At 19:30, the New Zealand forces regrouped at the CCP and began their withdrawal back to Forward Patrol Base Do Abe and Company Outpost Romeo. They arrived back at 04:30 hours 5 August 2012.

==Aftermath==
On 5 August 2012 (NZ time), New Zealand Prime Minister John Key expressed his "enormous sadness" at the loss of the two New Zealand soldiers.

===Awards===
The crews of Pedro 83 and Pedro 84 were awarded the Distinguished Flying Cross with Valor device for their actions. Seven New Zealand soldiers were recommended for gallantry awards.

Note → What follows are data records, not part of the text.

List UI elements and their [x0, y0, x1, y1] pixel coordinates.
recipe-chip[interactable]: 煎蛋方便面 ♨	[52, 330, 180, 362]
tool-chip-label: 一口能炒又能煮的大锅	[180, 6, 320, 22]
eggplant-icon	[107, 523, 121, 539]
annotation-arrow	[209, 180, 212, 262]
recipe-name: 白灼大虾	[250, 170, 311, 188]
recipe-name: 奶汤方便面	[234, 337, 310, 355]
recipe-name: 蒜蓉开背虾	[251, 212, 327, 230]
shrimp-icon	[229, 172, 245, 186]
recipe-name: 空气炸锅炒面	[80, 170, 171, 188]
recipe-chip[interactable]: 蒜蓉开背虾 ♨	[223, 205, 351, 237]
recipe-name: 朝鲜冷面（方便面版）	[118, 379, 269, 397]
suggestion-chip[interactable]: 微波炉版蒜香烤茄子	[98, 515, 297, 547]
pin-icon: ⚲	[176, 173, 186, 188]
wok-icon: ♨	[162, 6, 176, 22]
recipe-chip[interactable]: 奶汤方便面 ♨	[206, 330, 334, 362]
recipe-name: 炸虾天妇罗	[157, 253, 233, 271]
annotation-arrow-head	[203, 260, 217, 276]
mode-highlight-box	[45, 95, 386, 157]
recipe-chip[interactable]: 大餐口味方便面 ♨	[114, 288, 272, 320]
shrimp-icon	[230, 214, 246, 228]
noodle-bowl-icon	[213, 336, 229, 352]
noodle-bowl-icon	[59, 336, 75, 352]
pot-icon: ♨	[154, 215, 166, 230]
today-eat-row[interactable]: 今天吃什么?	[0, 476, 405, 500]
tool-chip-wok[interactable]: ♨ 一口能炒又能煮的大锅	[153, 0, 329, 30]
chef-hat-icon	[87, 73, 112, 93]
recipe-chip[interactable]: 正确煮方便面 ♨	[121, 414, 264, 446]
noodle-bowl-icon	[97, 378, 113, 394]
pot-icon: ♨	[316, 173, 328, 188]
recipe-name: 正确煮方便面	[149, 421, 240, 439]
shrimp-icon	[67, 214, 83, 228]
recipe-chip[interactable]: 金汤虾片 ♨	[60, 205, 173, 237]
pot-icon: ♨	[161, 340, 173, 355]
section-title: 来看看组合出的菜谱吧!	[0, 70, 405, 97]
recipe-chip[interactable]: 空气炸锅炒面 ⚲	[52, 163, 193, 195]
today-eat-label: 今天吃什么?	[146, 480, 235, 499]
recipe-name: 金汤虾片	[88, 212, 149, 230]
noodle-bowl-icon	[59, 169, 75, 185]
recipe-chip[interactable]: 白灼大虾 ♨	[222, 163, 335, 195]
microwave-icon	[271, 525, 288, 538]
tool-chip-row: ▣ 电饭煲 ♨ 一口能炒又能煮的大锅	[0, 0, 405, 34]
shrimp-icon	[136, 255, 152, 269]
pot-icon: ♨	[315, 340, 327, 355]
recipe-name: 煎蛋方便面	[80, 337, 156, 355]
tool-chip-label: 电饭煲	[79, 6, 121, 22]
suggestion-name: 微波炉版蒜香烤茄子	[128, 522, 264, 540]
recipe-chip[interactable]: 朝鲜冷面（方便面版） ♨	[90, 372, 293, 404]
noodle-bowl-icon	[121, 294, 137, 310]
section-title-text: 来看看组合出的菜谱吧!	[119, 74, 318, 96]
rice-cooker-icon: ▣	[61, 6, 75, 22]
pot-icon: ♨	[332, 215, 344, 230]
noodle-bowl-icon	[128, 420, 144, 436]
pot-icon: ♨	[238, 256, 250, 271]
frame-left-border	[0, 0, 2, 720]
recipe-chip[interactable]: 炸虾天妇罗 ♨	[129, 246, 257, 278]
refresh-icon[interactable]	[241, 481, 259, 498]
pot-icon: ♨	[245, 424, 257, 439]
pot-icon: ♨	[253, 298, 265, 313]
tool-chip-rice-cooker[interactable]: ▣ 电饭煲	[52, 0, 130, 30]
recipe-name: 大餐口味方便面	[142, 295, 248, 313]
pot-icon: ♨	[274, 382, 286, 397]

Lance Corporal Rory Malone and Lance Corporal John Luamanu were awarded the New Zealand Gallantry Medal (Malone posthumously), Sergeant David Duncan was awarded the New Zealand Gallantry Decoration, and Staff Sergeant Rob McGee was awarded the New Zealand Distinguished Service Decoration. Private James Baldwin was awarded a Chief of Defence Force Commendation for Gallantry for his actions.

=== Court of Inquiry ===
Chief of Defence Force Lieutenant General Rhys Jones released the interim findings of the Court of Inquiry on 25 April 2013. Lieutenant General Jones said that he did so to avoid "mis-information and rumour taking the place of facts". The Court of Inquiry was not able to visit the site of the battle due to operational limitations and security concerns, however a US Army UH-60 helicopter later conducted a flyover of the site of the battle. The Court of Inquiry did not interview any of the Afghan soldiers present at the battle.